How can you parse excel CSV data that contains lin

2020-03-02 07:09发布

问题:

I'm attempting to parse a set of CSV data using PHP, but having a major issue. One of the fields is a long description field, which itself contains linebreaks within the enclosures.

My primary issue is writing a piece of code that can split the data line by line, but also recognize when linebreaks within the data should not be used. The linebreaks within this field are not properly escaped, making them hard to distinguish from legitimate linebreaks.

I've tried to come up with a regular expression that can properly handle it, but had no luck so far. Any ideas?

CSV format:

"####","text data here", "text data \n with linebreaks \n here"\n
"####","more text data", "more data \n with \n linebreaks \n here"\n

回答1:

According to aleske, a commenter in the documentation for PHP's fgetcsv function:

The PHP's CSV handling stuff is non-standard and contradicts with RFC4180, thus fgetcsv() cannot properly deal with files [that contain line breaks] ...

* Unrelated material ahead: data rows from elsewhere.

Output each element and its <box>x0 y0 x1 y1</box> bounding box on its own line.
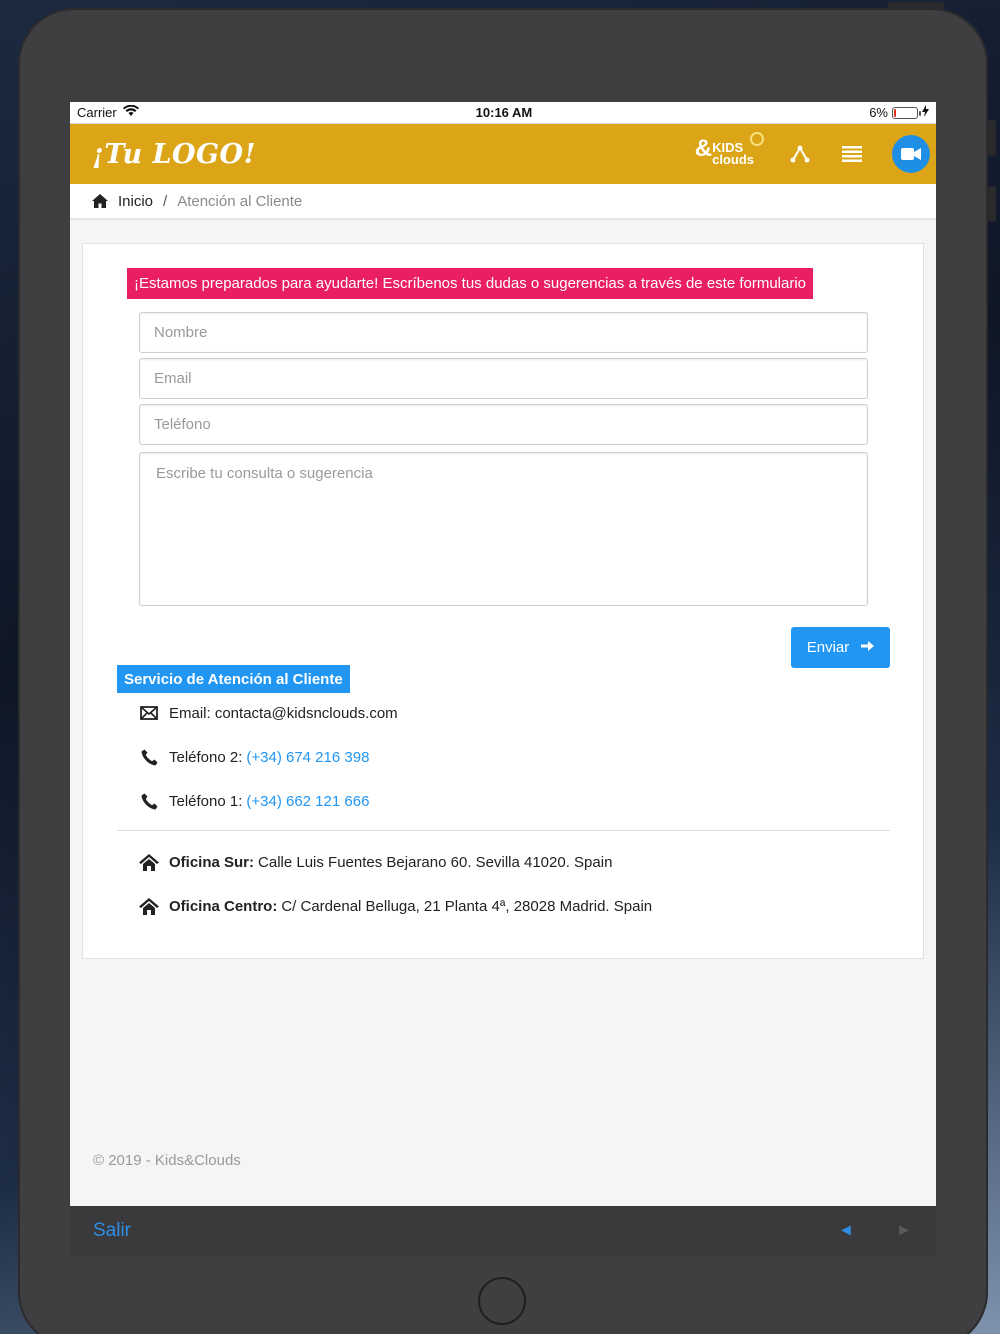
power-button <box>888 2 944 10</box>
app-logo[interactable]: ¡Tu LOGO! <box>92 139 256 170</box>
video-camera-icon[interactable] <box>892 135 930 173</box>
clock: 10:16 AM <box>475 105 533 120</box>
battery-icon <box>891 106 921 119</box>
volume-down-button <box>988 186 996 222</box>
office-south-address: Calle Luis Fuentes Bejarano 60. Sevilla … <box>258 853 613 871</box>
send-button-label: Enviar <box>806 639 850 656</box>
phone1-link[interactable]: (+34) 662 121 666 <box>246 793 369 810</box>
arrow-right-icon <box>861 639 875 656</box>
charging-bolt-icon <box>921 105 929 120</box>
back-arrow-icon[interactable]: ◄ <box>838 1222 854 1240</box>
phone1-label: Teléfono 1: <box>169 792 243 810</box>
breadcrumb-current: Atención al Cliente <box>177 192 303 210</box>
office-center-row: Oficina Centro: C/ Cardenal Belluga, 21 … <box>139 896 652 916</box>
phone-icon <box>139 791 159 811</box>
phone-input[interactable] <box>139 404 868 445</box>
phone2-link[interactable]: (+34) 674 216 398 <box>246 749 369 766</box>
home-button[interactable] <box>478 1277 526 1325</box>
kids-clouds-logo[interactable]: &KIDS clouds <box>695 132 764 167</box>
email-row: Email: contacta@kidsnclouds.com <box>139 703 398 723</box>
brand-bottom: clouds <box>712 152 754 167</box>
contact-email[interactable]: Email: contacta@kidsnclouds.com <box>169 705 398 722</box>
carrier-label: Carrier <box>77 105 117 120</box>
envelope-icon <box>139 703 159 723</box>
wifi-icon <box>122 104 139 120</box>
app-header: ¡Tu LOGO! &KIDS clouds <box>70 124 936 184</box>
contact-card: ¡Estamos preparados para ayudarte! Escrí… <box>82 243 924 959</box>
menu-icon[interactable] <box>840 142 864 166</box>
home-icon <box>139 852 159 872</box>
battery-percent: 6% <box>869 105 888 120</box>
email-input[interactable] <box>139 358 868 399</box>
webview-toolbar: Salir ◄ ► <box>70 1206 936 1256</box>
breadcrumb-home-link[interactable]: Inicio <box>118 193 153 210</box>
brand-amp: & <box>694 135 713 162</box>
phone2-row: Teléfono 2: (+34) 674 216 398 <box>139 747 369 767</box>
phone-icon <box>139 747 159 767</box>
customer-service-title: Servicio de Atención al Cliente <box>117 665 350 693</box>
status-bar: Carrier 10:16 AM 6% <box>70 102 936 124</box>
exit-button[interactable]: Salir <box>93 1220 131 1242</box>
name-input[interactable] <box>139 312 868 353</box>
breadcrumb: Inicio / Atención al Cliente <box>70 184 936 220</box>
footer-copyright: © 2019 - Kids&Clouds <box>93 1152 241 1169</box>
divider <box>117 830 890 831</box>
app-screen: Carrier 10:16 AM 6% ¡Tu LOGO! &KIDS cloud… <box>70 102 936 1256</box>
office-south-label: Oficina Sur: <box>169 853 255 871</box>
office-center-address: C/ Cardenal Belluga, 21 Planta 4ª, 28028… <box>281 897 653 915</box>
volume-up-button <box>988 120 996 156</box>
breadcrumb-separator: / <box>163 192 168 210</box>
office-south-row: Oficina Sur: Calle Luis Fuentes Bejarano… <box>139 852 612 872</box>
intro-banner: ¡Estamos preparados para ayudarte! Escrí… <box>127 268 814 299</box>
phone2-label: Teléfono 2: <box>169 748 243 766</box>
send-button[interactable]: Enviar <box>791 627 890 668</box>
home-icon[interactable] <box>92 194 108 208</box>
home-icon <box>139 896 159 916</box>
office-center-label: Oficina Centro: <box>169 897 278 915</box>
share-icon[interactable] <box>788 142 812 166</box>
message-textarea[interactable] <box>139 452 868 606</box>
forward-arrow-icon[interactable]: ► <box>896 1222 912 1240</box>
phone1-row: Teléfono 1: (+34) 662 121 666 <box>139 791 369 811</box>
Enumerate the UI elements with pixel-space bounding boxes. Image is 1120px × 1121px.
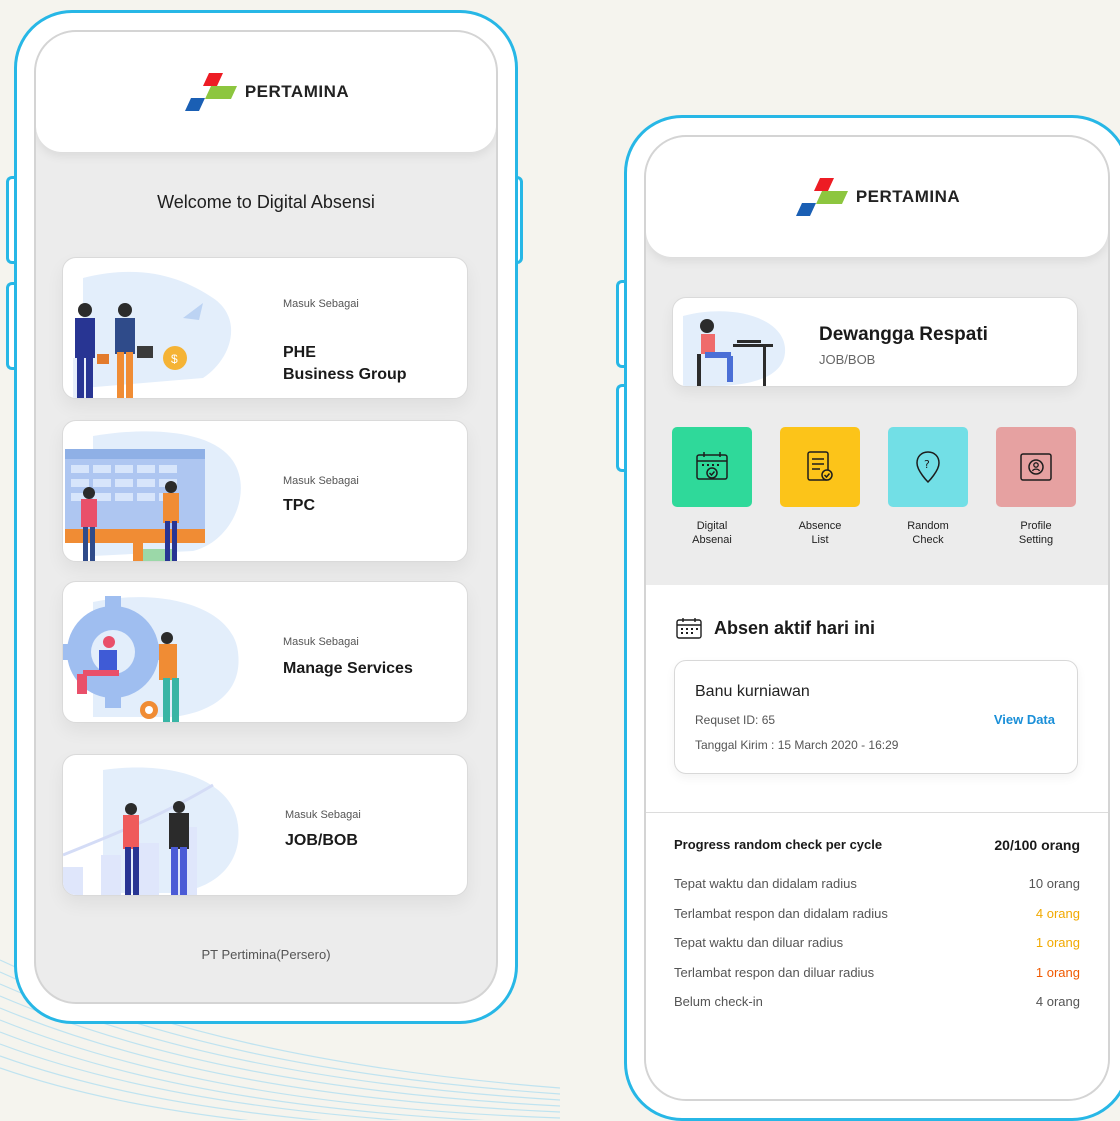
location-question-icon: ? — [916, 451, 940, 484]
calendar-team-illustration — [65, 431, 241, 561]
logo-text: PERTAMINA — [244, 82, 350, 101]
request-card[interactable]: Banu kurniawan Requset ID: 65 Tanggal Ki… — [674, 660, 1078, 774]
menu-label-line1: Absence — [798, 520, 842, 532]
pertamina-logo-icon — [795, 178, 848, 216]
gear-team-illustration — [63, 596, 239, 722]
menu-label-line2: Check — [912, 534, 944, 546]
progress-row: Tepat waktu dan didalam radius 10 orang — [674, 876, 1080, 896]
menu-label-line1: Digital — [696, 520, 728, 532]
absence-list-tile[interactable] — [780, 427, 860, 507]
progress-row: Belum check-in 4 orang — [674, 994, 1080, 1014]
progress-row: Terlambat respon dan didalam radius 4 ora… — [674, 906, 1080, 926]
logo-text: PERTAMINA — [855, 187, 961, 206]
progress-row-value: 1 orang — [1035, 935, 1080, 950]
digital-absensi-tile[interactable] — [672, 427, 752, 507]
role-name: Manage Services — [283, 658, 413, 680]
progress-row-label: Belum check-in — [674, 994, 763, 1009]
profile-role: JOB/BOB — [819, 352, 876, 367]
role-subtitle: Masuk Sebagai — [283, 475, 359, 487]
dashboard-screen: PERTAMINA Dewangga Respati JOB/BOB ? Dig… — [644, 135, 1110, 1101]
progress-row-label: Tepat waktu dan diluar radius — [674, 935, 844, 950]
app-header: PERTAMINA — [36, 32, 496, 152]
menu-label-line2: Setting — [1018, 534, 1054, 546]
role-name-line1: JOB/BOB — [285, 832, 358, 849]
calendar-check-icon — [696, 452, 728, 480]
role-name-line1: PHE — [283, 344, 316, 361]
attendance-panel: Absen aktif hari ini Banu kurniawan Requ… — [646, 585, 1108, 1099]
app-header: PERTAMINA — [646, 137, 1108, 257]
digital-absensi-label: Digital Absenai — [662, 519, 762, 547]
role-name-line2: Business Group — [283, 366, 407, 383]
role-name-line1: Manage Services — [283, 660, 413, 677]
welcome-title: Welcome to Digital Absensi — [157, 192, 375, 212]
section-title-text: Absen aktif hari ini — [714, 617, 876, 638]
progress-title: Progress random check per cycle — [674, 837, 883, 852]
role-name: TPC — [283, 495, 315, 517]
progress-row-value: 4 orang — [1035, 994, 1080, 1009]
role-card-manage-services[interactable]: Masuk Sebagai Manage Services — [62, 581, 468, 723]
document-check-icon — [807, 451, 833, 481]
login-screen: PERTAMINA Welcome to Digital Absensi $ M… — [34, 30, 498, 1004]
progress-row: Terlambat respon dan diluar radius 1 oran… — [674, 965, 1080, 985]
progress-row-label: Terlambat respon dan diluar radius — [674, 964, 875, 980]
phone-frame-dashboard: PERTAMINA Dewangga Respati JOB/BOB ? Dig… — [624, 115, 1120, 1121]
random-check-tile[interactable]: ? — [888, 427, 968, 507]
section-title: Absen aktif hari ini — [676, 617, 875, 639]
role-name-line1: TPC — [283, 497, 315, 514]
profile-name: Dewangga Respati — [819, 324, 988, 345]
divider — [646, 812, 1108, 813]
company-footer: PT Pertimina(Persero) — [201, 947, 331, 962]
progress-row-label: Terlambat respon dan didalam radius — [674, 905, 888, 921]
progress-row-value: 4 orang — [1035, 905, 1080, 921]
menu-label-line1: Profile — [1020, 520, 1052, 532]
profile-card[interactable]: Dewangga Respati JOB/BOB — [672, 297, 1078, 387]
role-subtitle: Masuk Sebagai — [283, 298, 359, 310]
progress-row-value: 1 orang — [1035, 964, 1080, 980]
request-name: Banu kurniawan — [695, 683, 810, 700]
menu-label-line1: Random — [907, 520, 949, 532]
request-id: Requset ID: 65 — [695, 713, 776, 727]
pertamina-logo: PERTAMINA — [794, 176, 960, 218]
progress-row: Tepat waktu dan diluar radius 1 orang — [674, 935, 1080, 955]
absence-list-label: Absence List — [770, 519, 870, 547]
request-date: Tanggal Kirim : 15 March 2020 - 16:29 — [695, 738, 899, 752]
svg-text:$: $ — [171, 352, 178, 366]
progress-row-label: Tepat waktu dan didalam radius — [674, 876, 857, 891]
profile-setting-tile[interactable] — [996, 427, 1076, 507]
growth-handshake-illustration — [63, 767, 239, 895]
random-check-label: Random Check — [878, 519, 978, 547]
progress-total: 20/100 orang — [994, 837, 1080, 853]
role-card-phe[interactable]: $ Masuk Sebagai PHE Business Group — [62, 257, 468, 399]
menu-label-line2: Absenai — [692, 534, 732, 546]
role-name: PHE Business Group — [283, 342, 407, 386]
pertamina-logo-icon — [184, 73, 237, 111]
role-card-tpc[interactable]: Masuk Sebagai TPC — [62, 420, 468, 562]
business-handshake-illustration: $ — [73, 271, 232, 398]
view-data-link[interactable]: View Data — [994, 712, 1055, 727]
profile-setting-label: Profile Setting — [986, 519, 1086, 547]
role-card-job-bob[interactable]: Masuk Sebagai JOB/BOB — [62, 754, 468, 896]
user-working-illustration — [683, 311, 786, 386]
role-subtitle: Masuk Sebagai — [283, 636, 359, 648]
calendar-icon — [676, 618, 702, 639]
svg-text:?: ? — [924, 458, 930, 471]
role-name: JOB/BOB — [285, 830, 358, 852]
phone-frame-login: PERTAMINA Welcome to Digital Absensi $ M… — [14, 10, 518, 1024]
menu-label-line2: List — [811, 534, 829, 546]
profile-id-icon — [1020, 453, 1052, 481]
role-subtitle: Masuk Sebagai — [285, 809, 361, 821]
progress-row-value: 10 orang — [1028, 876, 1080, 891]
pertamina-logo: PERTAMINA — [183, 71, 349, 113]
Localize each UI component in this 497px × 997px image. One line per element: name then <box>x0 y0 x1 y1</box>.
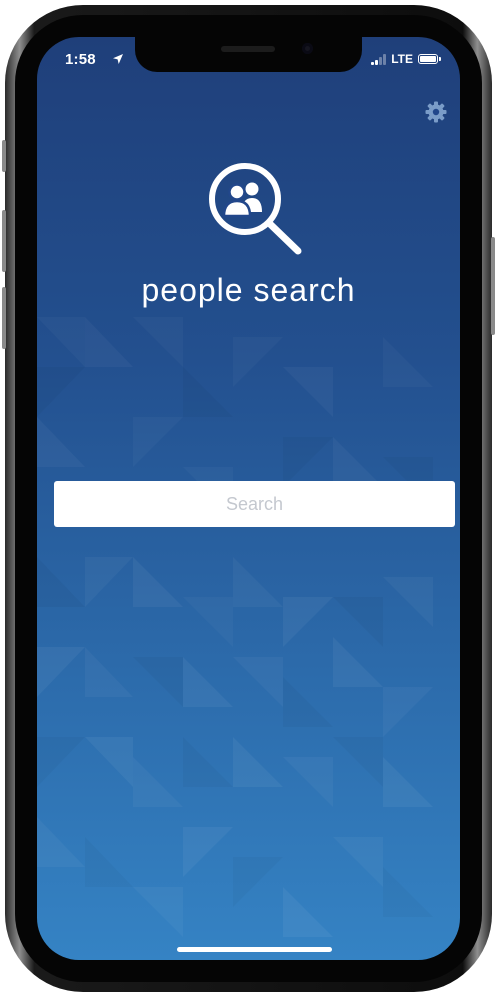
power-button <box>491 237 495 335</box>
home-indicator[interactable] <box>177 947 332 952</box>
front-camera <box>302 43 313 54</box>
battery-icon <box>418 54 441 64</box>
app-title: people search <box>141 272 356 308</box>
app-screen: 1:58 LTE people search Search <box>37 37 460 960</box>
volume-up-button <box>2 210 6 272</box>
signal-icon <box>371 53 387 65</box>
location-arrow-icon <box>113 54 123 64</box>
notch <box>135 37 362 72</box>
volume-down-button <box>2 287 6 349</box>
mute-switch <box>2 140 6 172</box>
gear-icon[interactable] <box>424 100 448 124</box>
network-type: LTE <box>391 52 413 66</box>
status-indicators: LTE <box>371 52 441 66</box>
speaker-grille <box>221 46 275 52</box>
people-search-icon <box>209 163 302 255</box>
search-input[interactable] <box>54 481 455 527</box>
status-time: 1:58 <box>65 51 96 68</box>
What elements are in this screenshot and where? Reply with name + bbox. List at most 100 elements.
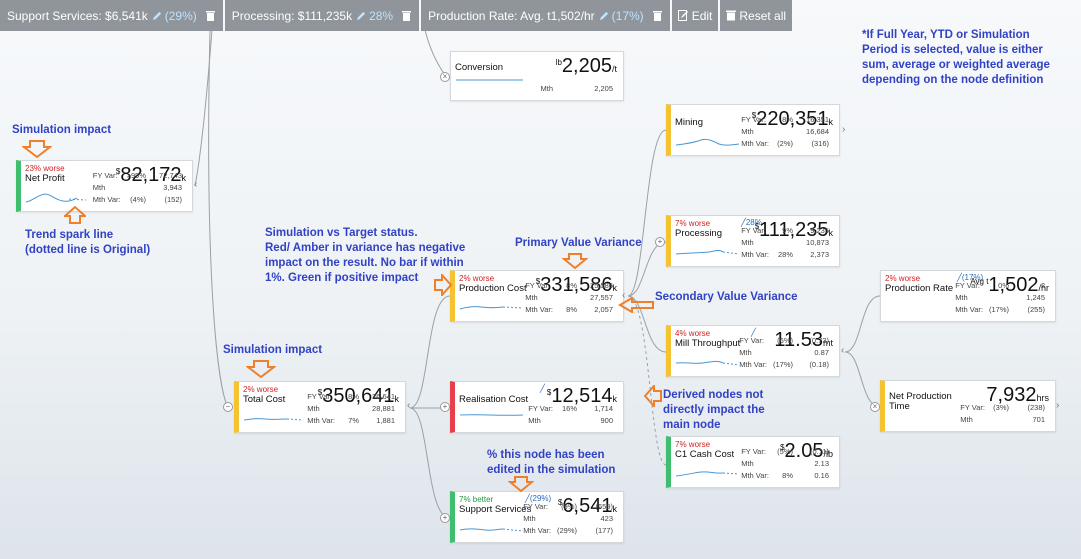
stats-row: FY Var: 8% 16,351 [739, 115, 831, 125]
left-arrow-icon [644, 385, 662, 407]
edit-button[interactable]: Edit [671, 0, 719, 31]
stats-percent: (6%) [777, 336, 793, 345]
stats-row: FY Var: (5%) (0.11) [739, 447, 831, 457]
node-name: Mining [675, 117, 703, 128]
node-net-production-time[interactable]: Net Production Time 7,932hrs FY Var: (3%)… [880, 380, 1056, 432]
stats-table: Mth 2,205 [536, 82, 617, 96]
node-production-rate[interactable]: 2% worse Production Rate ╱(17%) Avg t1,5… [880, 270, 1056, 322]
stats-label: Mth Var: [741, 139, 769, 148]
expand-chevron-icon[interactable]: › [842, 124, 845, 135]
stats-row: Mth Var: 8% 0.16 [739, 471, 831, 481]
stats-percent: 8% [566, 305, 577, 314]
expand-toggle-icon[interactable]: + [655, 237, 665, 247]
stats-percent: (3%) [993, 403, 1009, 412]
stats-row: Mth Var: (17%) (255) [953, 305, 1047, 315]
stats-value: 2.13 [814, 459, 829, 468]
stats-value: 423 [600, 514, 613, 523]
expand-toggle-icon[interactable]: + [440, 513, 450, 523]
stats-label: Mth [739, 348, 752, 357]
left-arrow-icon [618, 297, 654, 313]
stats-label: Mth [307, 404, 320, 413]
stats-value: 26,641 [372, 392, 395, 401]
stats-label: Mth Var: [741, 471, 769, 480]
simulation-toolbar: Support Services: $6,541k (29%) Processi… [0, 0, 794, 31]
collapse-chevron-icon[interactable]: ‹ [194, 179, 197, 190]
stats-label: Mth [540, 84, 553, 93]
stats-row: FY Var: (9%) (659) [521, 502, 615, 512]
stats-label: FY Var: [739, 336, 764, 345]
stats-value: 1,714 [594, 404, 613, 413]
expand-toggle-icon[interactable]: + [440, 402, 450, 412]
production-rate-chip-pct: (17%) [611, 8, 644, 23]
edit-icon [677, 10, 688, 21]
stats-row: Mth 3,943 [91, 183, 184, 193]
stats-row: Mth 1,245 [953, 293, 1047, 303]
node-total-cost[interactable]: 2% worse Total Cost $350,641k FY Var: 8% 2… [234, 381, 406, 433]
stats-percent: 0% [998, 281, 1009, 290]
stats-value: 701 [1032, 415, 1045, 424]
stats-percent [557, 293, 579, 303]
down-arrow-icon [22, 140, 52, 158]
trash-icon[interactable] [652, 10, 663, 22]
node-support-services[interactable]: 7% better Support Services ╱(29%) $6,541… [450, 491, 624, 543]
stats-label: Mth Var: [307, 416, 335, 425]
stats-row: Mth Var: 28% 2,373 [739, 250, 831, 260]
trash-icon[interactable] [401, 10, 412, 22]
support-services-chip-label: Support Services: $6,541k [7, 8, 148, 23]
node-name: Conversion [455, 62, 504, 73]
stats-label: Mth [92, 183, 106, 192]
expand-toggle-icon[interactable]: × [870, 402, 880, 412]
stats-percent: 16% [561, 404, 577, 413]
stats-value: 0.87 [814, 348, 829, 357]
stats-value: (152) [164, 195, 182, 204]
stats-row: Mth Var: (17%) (0.18) [737, 360, 831, 370]
stats-label: Mth Var: [741, 250, 769, 259]
stats-value: 28,881 [372, 404, 395, 413]
reset-all-button[interactable]: Reset all [720, 0, 793, 31]
stats-percent [773, 238, 795, 248]
node-mining[interactable]: Mining $220,351k FY Var: 8% 16,351 Mth 16,68… [666, 104, 840, 156]
processing-chip[interactable]: Processing: $111,235k 28% [224, 0, 420, 31]
collapse-toggle-icon[interactable]: − [223, 402, 233, 412]
pencil-icon [356, 11, 366, 21]
stats-row: FY Var: (3%) (238) [958, 403, 1047, 413]
pencil-icon[interactable]: ╱ [540, 384, 545, 393]
production-rate-chip[interactable]: Production Rate: Avg. t1,502/hr (17%) [421, 0, 670, 31]
stats-value: 1,245 [1026, 293, 1045, 302]
annotation-pct-edited: % this node has been edited in the simul… [487, 449, 616, 476]
stats-row: Mth Var: (2%) (316) [739, 139, 831, 149]
stats-value: (0.73) [809, 336, 829, 345]
stats-value: 25,586 [590, 281, 613, 290]
stats-percent: (17%) [988, 305, 1009, 314]
node-production-cost[interactable]: 2% worse Production Cost $331,586k FY Va… [450, 270, 624, 322]
expand-toggle-icon[interactable]: × [440, 72, 450, 82]
collapse-chevron-icon[interactable]: ‹ [407, 400, 410, 411]
collapse-chevron-icon[interactable]: ‹ [841, 345, 844, 356]
node-name: Processing [675, 228, 722, 239]
node-realisation-cost[interactable]: Realisation Cost $12,514k ╱ FY Var: 16% 1,… [450, 381, 624, 433]
annotation-primary-variance: Primary Value Variance [515, 237, 642, 249]
stats-table: FY Var: >99% 72,743 Mth 3,943 Mth Var: (4%) (15… [89, 169, 186, 207]
stats-label: Mth [741, 127, 754, 136]
node-name: Production Cost [459, 283, 527, 294]
stats-row: FY Var: 9% 9,235 [739, 226, 831, 236]
trash-icon[interactable] [205, 10, 216, 22]
status-label: 23% worse [25, 164, 65, 173]
stats-value: (0.11) [809, 447, 829, 456]
node-mill-throughput[interactable]: 4% worse Mill Throughput ╱ 11.53mt FY Va… [666, 325, 840, 377]
node-net-profit[interactable]: 23% worse Net Profit $82,172k FY Var: >99… [16, 160, 193, 212]
node-processing[interactable]: 7% worse Processing ╱28% $111,235k FY Va… [666, 215, 840, 267]
stats-label: Mth [523, 514, 536, 523]
expand-chevron-icon[interactable]: › [1056, 400, 1059, 411]
node-conversion[interactable]: Conversion lb2,205/t Mth 2,205 [450, 51, 624, 101]
sparkline [459, 414, 524, 416]
production-rate-chip-label: Production Rate: Avg. t1,502/hr [428, 8, 595, 23]
support-services-chip[interactable]: Support Services: $6,541k (29%) [0, 0, 223, 31]
stats-row: FY Var: (6%) (0.73) [737, 336, 831, 346]
node-c1-cash-cost[interactable]: 7% worse C1 Cash Cost $2.05/lb FY Var: (5… [666, 436, 840, 488]
stats-percent: (5%) [777, 447, 793, 456]
stats-row: Mth Var: 8% 2,057 [523, 305, 615, 315]
stats-label: Mth Var: [525, 305, 553, 314]
stats-percent: (4%) [130, 195, 146, 204]
stats-percent [557, 84, 579, 94]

And he offered up the following function to get around this limitation:

function csvstring_to_array(&$string, $CSV_SEPARATOR = ';', $CSV_ENCLOSURE = '"', $CSV_LINEBREAK = "\n") { 
  $o = array(); 

  $cnt = strlen($string); 
  $esc = false; 
  $escesc = false; 
  $num = 0; 
  $i = 0; 
  while ($i < $cnt) { 
$s = $string[$i]; 

if ($s == $CSV_LINEBREAK) { 
  if ($esc) { 
    $o[$num] .= $s; 
  } else { 
    $i++; 
    break; 
  } 
} elseif ($s == $CSV_SEPARATOR) { 
  if ($esc) { 
    $o[$num] .= $s; 
  } else { 
    $num++; 
    $esc = false; 
    $escesc = false; 
  } 
} elseif ($s == $CSV_ENCLOSURE) { 
  if ($escesc) { 
    $o[$num] .= $CSV_ENCLOSURE; 
    $escesc = false; 
  } 

  if ($esc) { 
    $esc = false; 
    $escesc = true; 
  } else { 
    $esc = true; 
    $escesc = false; 
  } 
} else { 
  if ($escesc) { 
    $o[$num] .= $CSV_ENCLOSURE; 
    $escesc = false; 
  } 

  $o[$num] .= $s; 
} 

$i++; 
  } 

//  $string = substr($string, $i); 

  return $o; 
} 

That looks like it will do the trick.



回答2:

I found that you can use a normal CSV parser after you convert the CSV to unix format.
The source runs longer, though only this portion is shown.